Date of Graduation


Document Type


Degree Type



Eberly College of Arts and Sciences



Committee Chair

Joseph M. Hodge

Committee Co-Chair

Robert M. Maxon

Committee Member

Robert M. Maxon

Committee Member

Tamba M'bayo

Committee Member

Michelle Stephens

Committee Member

Elias Mandala


This is a study that adopts the longue durée historical approach to analyze the main causes behind the rise of ‘insurgencies’ or the so-called resistance against the colonial and post-colonial state in the present-day southern African country called Malawi from 1891 to 1994. In turn, it also uses the concept of ‘counter-insurgency’ to analyze the various measures the states in question used to defeat the ‘insurgents’. To arrive at the conclusions made in the study, I have migrated through various domestic and transnational spaces, personalities, and documents that inform the current study. I also adopt two main historical approaches to conduct the analysis, namely: the political-economy approach and the longue durée approach.
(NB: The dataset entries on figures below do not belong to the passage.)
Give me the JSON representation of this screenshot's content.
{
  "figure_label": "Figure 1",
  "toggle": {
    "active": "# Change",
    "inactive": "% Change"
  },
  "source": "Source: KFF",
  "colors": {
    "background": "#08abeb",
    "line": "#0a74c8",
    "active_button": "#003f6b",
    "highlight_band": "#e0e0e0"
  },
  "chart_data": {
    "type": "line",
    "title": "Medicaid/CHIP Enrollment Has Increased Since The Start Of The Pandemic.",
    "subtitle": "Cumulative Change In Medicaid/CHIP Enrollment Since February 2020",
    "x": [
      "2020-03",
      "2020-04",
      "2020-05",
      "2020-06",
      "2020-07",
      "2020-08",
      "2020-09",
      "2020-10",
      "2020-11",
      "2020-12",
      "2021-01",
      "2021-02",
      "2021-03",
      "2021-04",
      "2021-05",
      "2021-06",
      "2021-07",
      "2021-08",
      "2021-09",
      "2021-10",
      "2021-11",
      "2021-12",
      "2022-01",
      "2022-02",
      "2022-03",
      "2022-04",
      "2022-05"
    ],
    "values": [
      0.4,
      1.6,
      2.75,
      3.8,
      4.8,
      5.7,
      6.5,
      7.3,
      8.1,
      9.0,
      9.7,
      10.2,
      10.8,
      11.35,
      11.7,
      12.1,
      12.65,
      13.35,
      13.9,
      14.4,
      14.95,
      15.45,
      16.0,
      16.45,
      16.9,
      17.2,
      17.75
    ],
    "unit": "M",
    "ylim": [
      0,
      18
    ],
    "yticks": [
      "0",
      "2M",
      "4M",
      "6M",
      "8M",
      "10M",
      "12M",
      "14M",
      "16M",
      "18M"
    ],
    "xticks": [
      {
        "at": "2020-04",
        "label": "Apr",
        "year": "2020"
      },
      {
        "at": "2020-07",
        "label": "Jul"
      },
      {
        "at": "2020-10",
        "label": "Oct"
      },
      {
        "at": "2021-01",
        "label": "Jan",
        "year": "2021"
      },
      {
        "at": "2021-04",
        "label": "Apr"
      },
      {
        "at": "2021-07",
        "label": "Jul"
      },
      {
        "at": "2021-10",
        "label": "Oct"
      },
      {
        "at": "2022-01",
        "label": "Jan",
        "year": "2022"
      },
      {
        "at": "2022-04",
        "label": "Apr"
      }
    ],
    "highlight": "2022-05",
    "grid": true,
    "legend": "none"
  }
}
On the history of British colonial rule in the country, between 1891 and 1964, the study has analyzed the rise of anti-state sentiments, right from the point of formal contact between the colonizer and the colonized ‘other’. I have highlighted that the factors that contributed to the rise of insurgencies or rebellions were often wide-ranging, including the native people’s unhappiness with the loss of political and economic power. The latter mainly took place due to the connection of the colonial policies of land alienation; high rates of taxation; and the elements of forced labor, mainly to aid European enterprises in the country. During the late colonial period, especially after the Second World War, it was the notion of state-led development (or the rise of the ‘developmental state’) that significantly contributed to the rise of radical forms of anti-colonial resistance, especially following the formation of a new political entity called the Central African Federation (CAF), which brought together the three British territories of Nyasaland (now Malawi), Southern Rhodesia (now Zimbabwe) and Northern Rhodesia (now Zambia).
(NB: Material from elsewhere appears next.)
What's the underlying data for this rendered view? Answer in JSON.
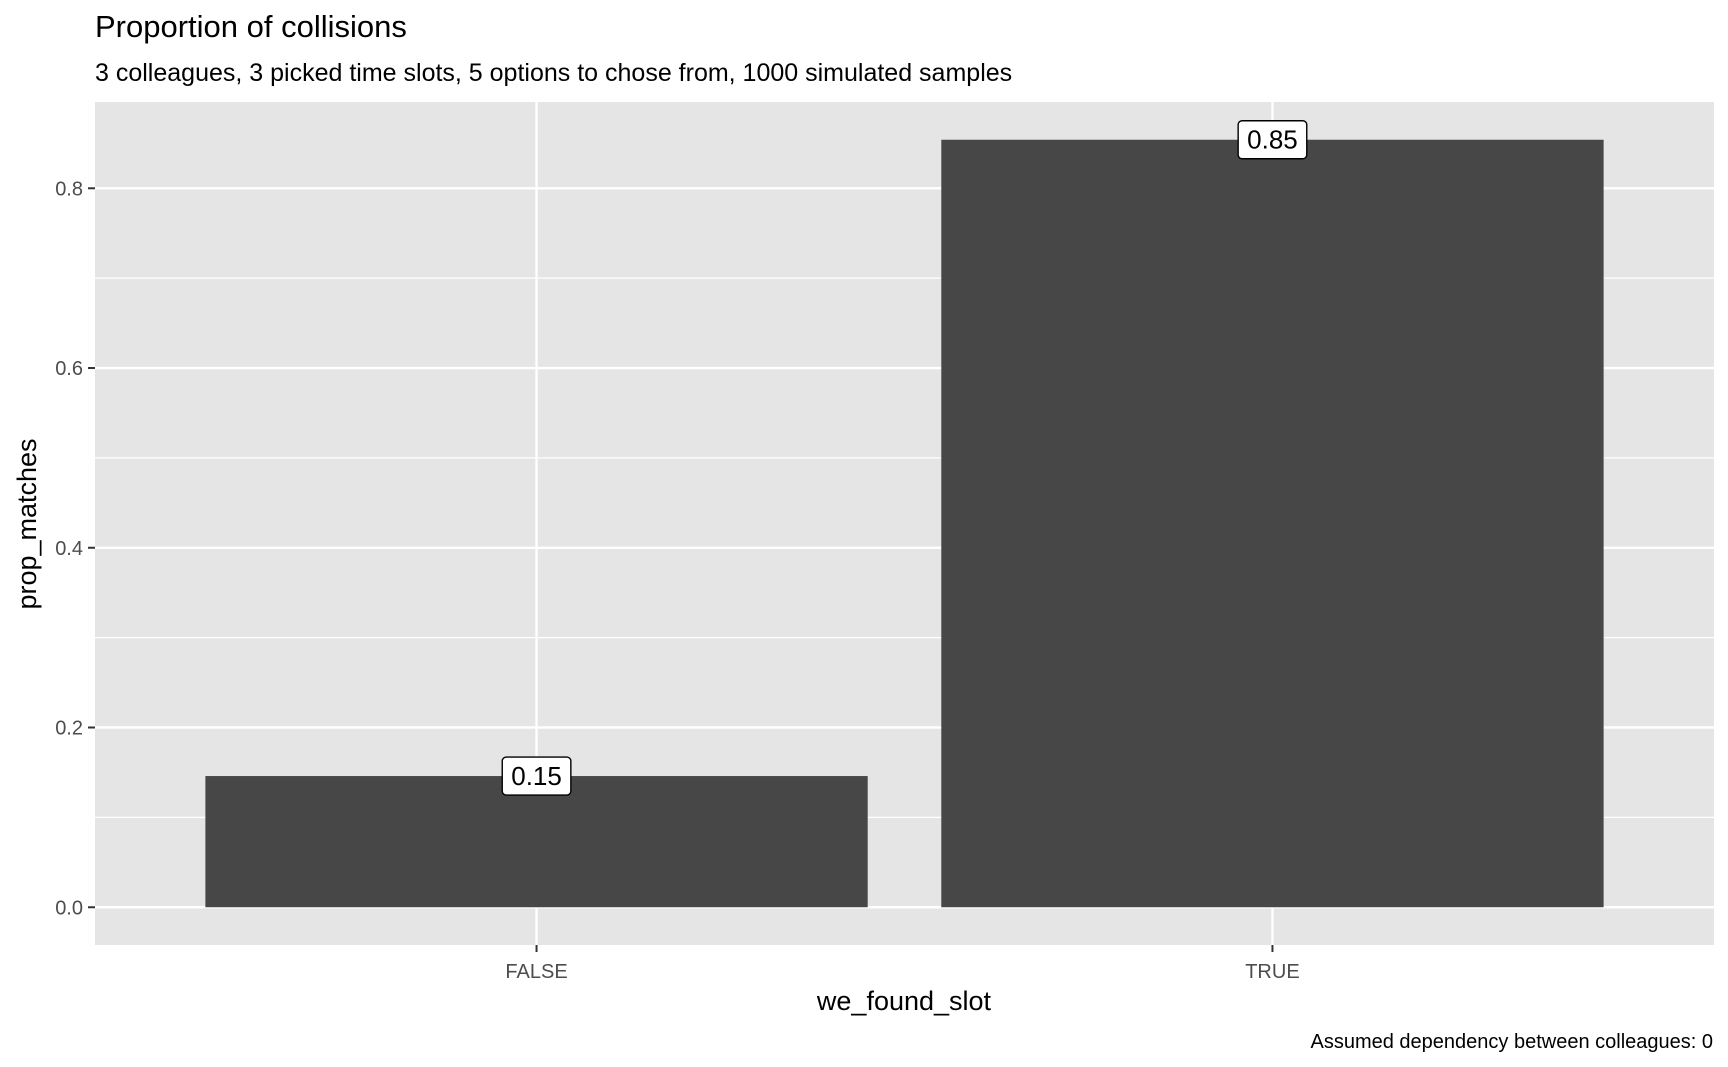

I have argued that in terms of counter-insurgency, the colonial authorities responded to the various occurrences of native unrest in multiple ways, including the use of brutal force, especially through the police force and the “para-military” group called the Nyasaland Volunteer Reserve (NVR); the use of repressive laws; and also the provision of development and/or socio-economic opportunities to the disaffected communities, in the hope that doing so would win over support for the government of the day. I have used such phrases as “the winning of hearts and minds” and “the stick and the carrot,” to describe and discuss these counter-insurgency measures. In terms of the development initiatives, I have followed the colonial state’s involvement in the country’s development from the late 1920s, starting from the enactment of land tenure policies; the Colonial Development Act, 1929; the Colonial Development and Welfare Act, 1940 and 1945; the Colonial Development Corporation, 1948; and the CAF (1953-1963). In the post-World War II era, I have also focused the discussion on how the outbreak of the Cold War provided an impetus for the establishment of the Federation, and for the excuse to describe those who were against the Federation as Communist implants. The so-called “development” mainly served the interests of the metropole.
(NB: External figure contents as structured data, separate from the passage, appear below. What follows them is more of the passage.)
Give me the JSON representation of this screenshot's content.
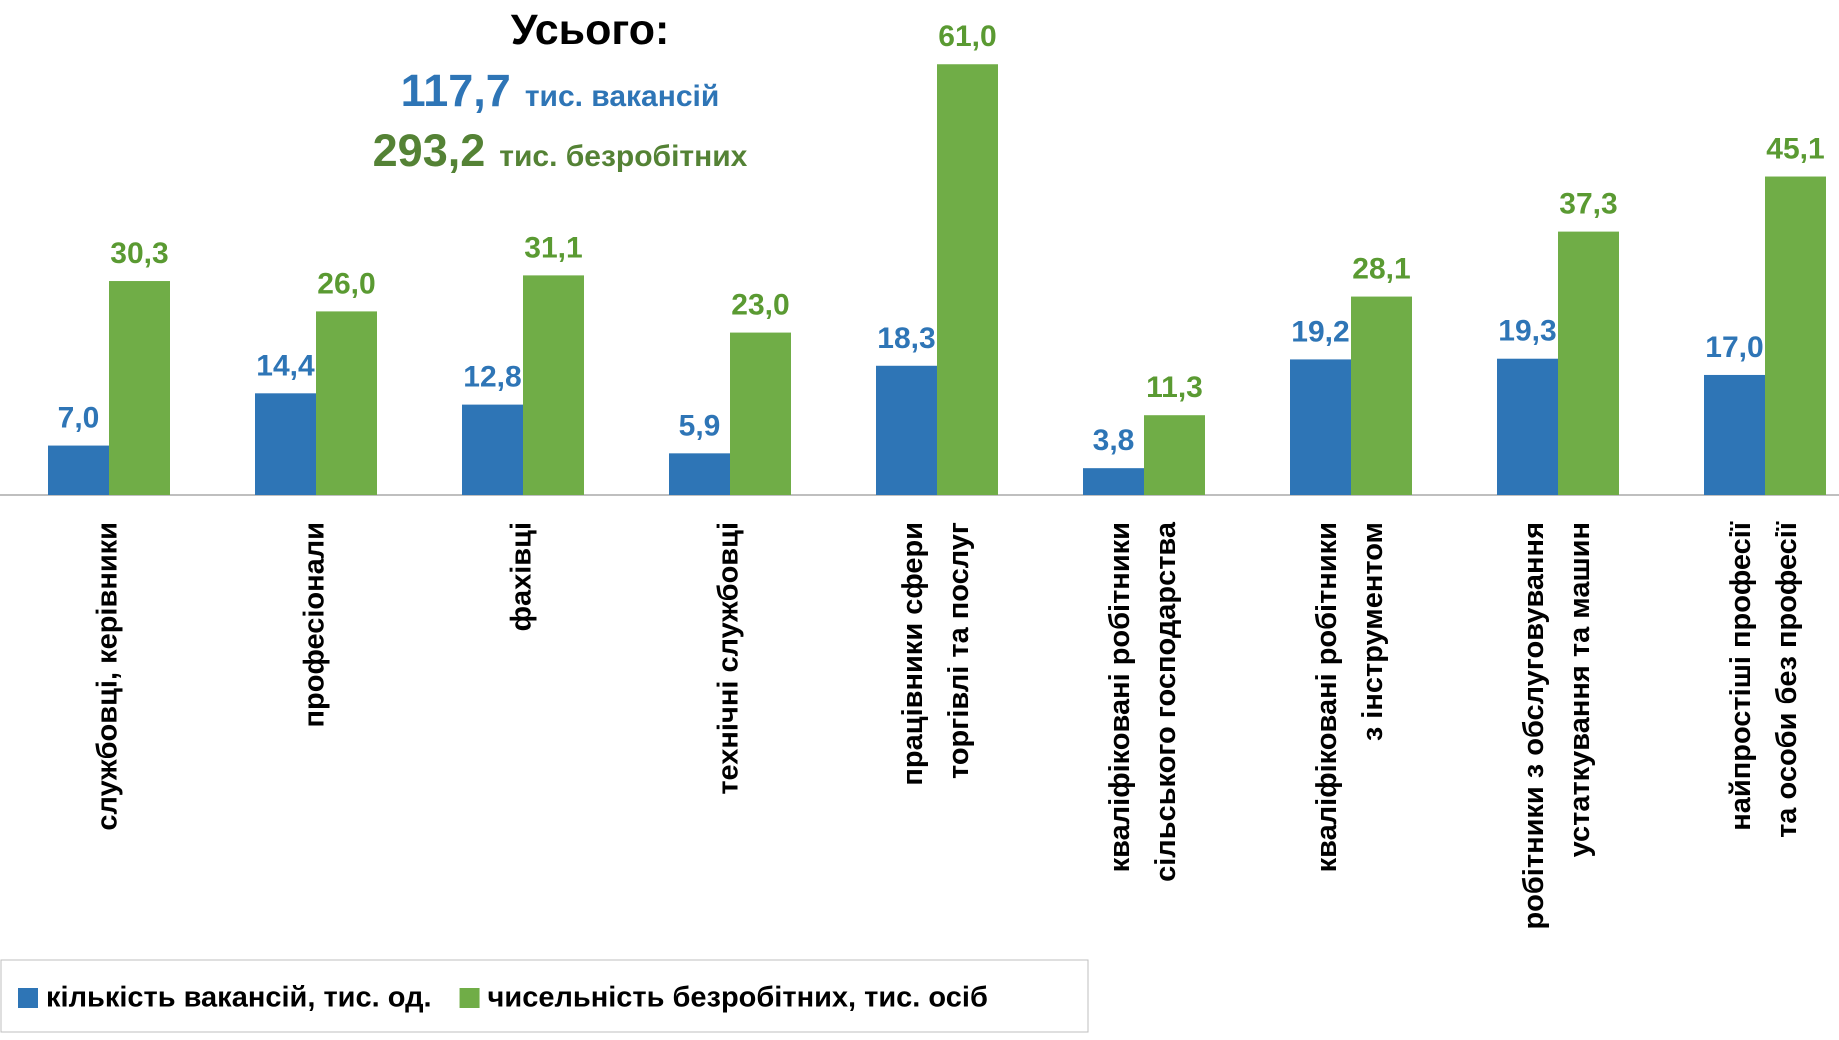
{
  "chart_data": {
    "type": "bar",
    "annotations": {
      "total": "Усього:",
      "vacancies_value": "117,7",
      "vacancies_text": "тис. вакансій",
      "unemployed_value": "293,2",
      "unemployed_text": "тис. безробітних"
    },
    "categories": [
      "службовці, керівники",
      "професіонали",
      "фахівці",
      "технічні службовці",
      "працівники сфери\nторгівлі та послуг",
      "кваліфіковані робітники\nсільського господарства",
      "кваліфіковані робітники\nз інструментом",
      "робітники з обслуговування\nустаткування та машин",
      "найпростіші професії\nта особи без професії"
    ],
    "series": [
      {
        "name": "кількість вакансій, тис. од.",
        "color": "#2e75b6",
        "values": [
          7.0,
          14.4,
          12.8,
          5.9,
          18.3,
          3.8,
          19.2,
          19.3,
          17.0
        ],
        "value_labels": [
          "7,0",
          "14,4",
          "12,8",
          "5,9",
          "18,3",
          "3,8",
          "19,2",
          "19,3",
          "17,0"
        ]
      },
      {
        "name": "чисельність безробітних, тис. осіб",
        "color": "#70ad47",
        "values": [
          30.3,
          26.0,
          31.1,
          23.0,
          61.0,
          11.3,
          28.1,
          37.3,
          45.1
        ],
        "value_labels": [
          "30,3",
          "26,0",
          "31,1",
          "23,0",
          "61,0",
          "11,3",
          "28,1",
          "37,3",
          "45,1"
        ]
      }
    ],
    "ylim": [
      0,
      65
    ],
    "legend": "bottom-left"
  }
}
For the post-colonial state, I argue that what emerged was an “imported state,” in the sense that the post-colonial leadership retained most of the policies and principles that had served the predecessor colonial state. I have focused on the rise of the ‘developmental state’ during the regime of Dr. Hastings Kamuzu Banda (1964 to 1994), who promoted the principles of import substitution industrialization (ISI) through the control of two conglomerates; the Malawi Development Corporation (MDC) and the Press Group of Companies (PGC). I have argued that like the predecessor colonial state, the “protectionism” of the post-colonial state meant that there was little or no liberalism in the political and economic sense. As such, although there were some signs of economic progress between 1964 and 1979, the country’s citizens were subjected to various abuses of human rights. Like the colonial period, those who challenged the legitimacy and authority of the Banda regime, were also subjected to various “counter-insurgency” measures that adopted various measures along the same lines as the measures employed by the colonial authorities. In this, the study highlights the roles played by the country’s women, youth, and the police force, to help consolidate the Banda regime. I have also zeroed in on the roles played by the international community, especially the British and American Governments, to help consolidate and prolong the Banda regime.

Finally, I have argued that the fall of Dr. Banda’ regime in 1994 should be regarded as marking the end of the “post-colonial state,” following the dilution or in other cases the complete departure from the policies, practices, and principles that had been “imported” from the colonial to the post-colonial state. The fall of Banda regime itself had strong connections with the advent of the economic downturn since the 1979/80 fiscal year, which I have argued, had both domestic and international causative forces. It was the subsequent intervention of international powers (especially the Western donor countries and the Bretton Woods Institutions) in determining the country’s economic process, which significantly undermined the powers of the Banda regime, especially after the end of the Cold War. In the end, domestic sources of opposition were also encouraged to spring up, leading to the events of the early 1990s where Banda was forced to give up some of his powers, and was subsequently trounced in the 1994 general elections.